Satire is often used as propaganda and the exercise of one's personal prejudices. What might be considered satire by a writer or performer of a skit might be classed as propaganda or prejudice by someone who strongly disagrees with it. For what it's worth, here's a definition:
"[Satire is] the use of humor, irony, exaggeration, or ridicule to expose and criticize people's stupidity or vices, particularly in the context of contemporary politics and other topical issues."
Professor Charles Gruner has cited people like Gilbert Highett, Mary Collins Swabey and Edgar Johnson to arrive at a generally agreed upon purpose for satire. It is the business of ridiculing the vices and follies of mankind; it uses laughter to cure folly and punish evil, and according to Johnson:
"For satiric purposes, however, abuse has to be more than funny, it has to be damaging."
I'm glad he said that it had to be "more than funny" because I find many examples of satire annoying and unfunny. I should know given my own highly refined sense of humor.
Whatever the case, satire isn't rocket science. It is an effective polemic used as a change agent. Clever humor ridiculing beliefs or individuals tends to attract followings. People are often drawn to join groups and adopt ideas which are perceived to be smart or chic.
When I was a teenager, a friend gave us a hypothetical quiz he'd been given at his university. It went something like this: Robin Hood is imprisoned by the Sheriff of Nottingham. In order to release him, Maid Marian sleeps with the Sheriff. Upon discovering the circumstances of his release, Robin refuses to have anything to do with Marian. But Little John takes pity and runs off with her.
Participants were asked to place the characters in order of their moral conduct. I remember feeling pressure to not rate Robin too highly because I'd be considered "narrow minded." One had to rate Marian and John higher than Robin to be labeled "broad minded." I suspect that when the "word" got out it influenced many choices.
I bring all this up because of a recent brouhaha involving a satirical skit produced by Melbourne, Australia (my old haunt) based Juice Rap News which was featured in Russia Today (RT) News.

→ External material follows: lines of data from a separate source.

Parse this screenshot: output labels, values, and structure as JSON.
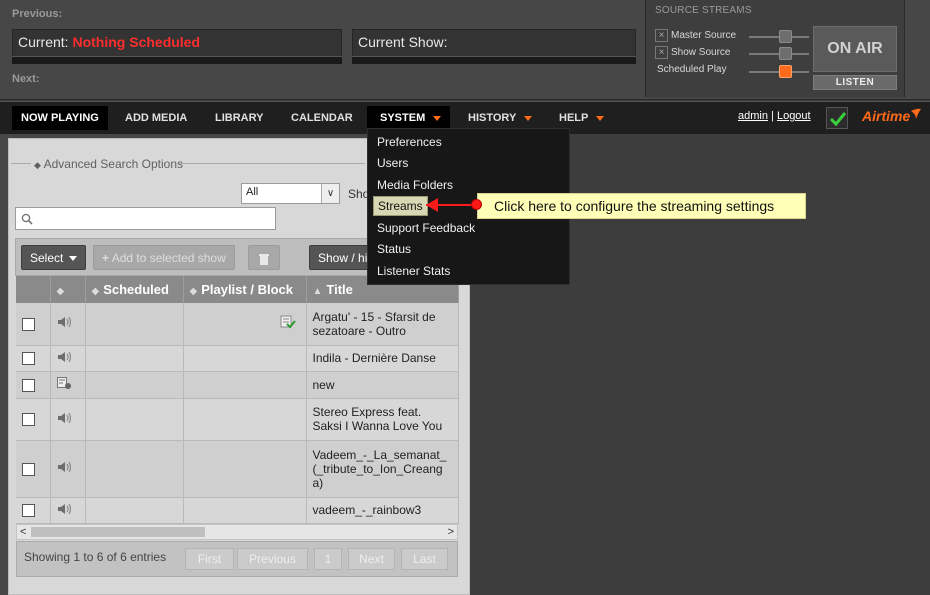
{
  "header": {
    "previous_label": "Previous:",
    "current_label": "Current:",
    "current_value": "Nothing Scheduled",
    "current_show_label": "Current Show:",
    "next_label": "Next:"
  },
  "source_streams": {
    "title": "SOURCE STREAMS",
    "rows": [
      {
        "label": "Master Source",
        "state": "off"
      },
      {
        "label": "Show Source",
        "state": "off"
      },
      {
        "label": "Scheduled Play",
        "state": "on"
      }
    ],
    "on_air_label": "ON AIR",
    "listen_label": "LISTEN"
  },
  "nav": {
    "items": [
      {
        "label": "NOW PLAYING",
        "active": true
      },
      {
        "label": "ADD MEDIA"
      },
      {
        "label": "LIBRARY"
      },
      {
        "label": "CALENDAR"
      },
      {
        "label": "SYSTEM",
        "dropdown": true,
        "open": true
      },
      {
        "label": "HISTORY",
        "dropdown": true
      },
      {
        "label": "HELP",
        "dropdown": true
      }
    ],
    "user": "admin",
    "separator": "|",
    "logout": "Logout",
    "brand": "Airtime"
  },
  "system_menu": {
    "items": [
      "Preferences",
      "Users",
      "Media Folders",
      "Streams",
      "Support Feedback",
      "Status",
      "Listener Stats"
    ],
    "highlighted": "Streams"
  },
  "callout": {
    "text": "Click here to configure the streaming settings"
  },
  "library": {
    "advanced_search_label": "Advanced Search Options",
    "filter_value": "All",
    "show_label": "Sho",
    "search_value": "",
    "toolbar": {
      "select_label": "Select",
      "add_label": "Add to selected show",
      "show_hide_label": "Show / hi"
    },
    "columns": [
      "",
      "",
      "Scheduled",
      "Playlist / Block",
      "Title"
    ],
    "rows": [
      {
        "icon": "speaker-icon",
        "scheduled": "",
        "playlist": true,
        "title": "Argatu' - 15 - Sfarsit de sezatoare - Outro"
      },
      {
        "icon": "speaker-icon",
        "scheduled": "",
        "playlist": false,
        "title": "Indila - Dernière Danse"
      },
      {
        "icon": "webstream-icon",
        "scheduled": "",
        "playlist": false,
        "title": "new"
      },
      {
        "icon": "speaker-icon",
        "scheduled": "",
        "playlist": false,
        "title": "Stereo Express feat. Saksi I Wanna Love You"
      },
      {
        "icon": "speaker-icon",
        "scheduled": "",
        "playlist": false,
        "title": "Vadeem_-_La_semanat_(_tribute_to_Ion_Creanga)"
      },
      {
        "icon": "speaker-icon",
        "scheduled": "",
        "playlist": false,
        "title": "vadeem_-_rainbow3"
      }
    ],
    "footer_info": "Showing 1 to 6 of 6 entries",
    "pagination": {
      "first": "First",
      "previous": "Previous",
      "page": "1",
      "next": "Next",
      "last": "Last"
    }
  },
  "colors": {
    "accent": "#ff6b1a",
    "alert_red": "#ff2d2d",
    "callout_bg": "#ffffb7"
  }
}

The satire was a polemic aimed at Israel and its treatment of the Palestinians. At one point an actor depicts a Gaza Palestinian in terrorist garb making a statement about recognizing Israel only after it moves back to the 1967 borders. The next scene has him being blown up. The actor portraying Netanyahu claims it was in self defense, to which the narrator hold his finger out accusingly and responds, "No it wasn't!"
Make no mistake; this was a biased anti-Israel commentary. No doubt the performers did it for the Greater Good.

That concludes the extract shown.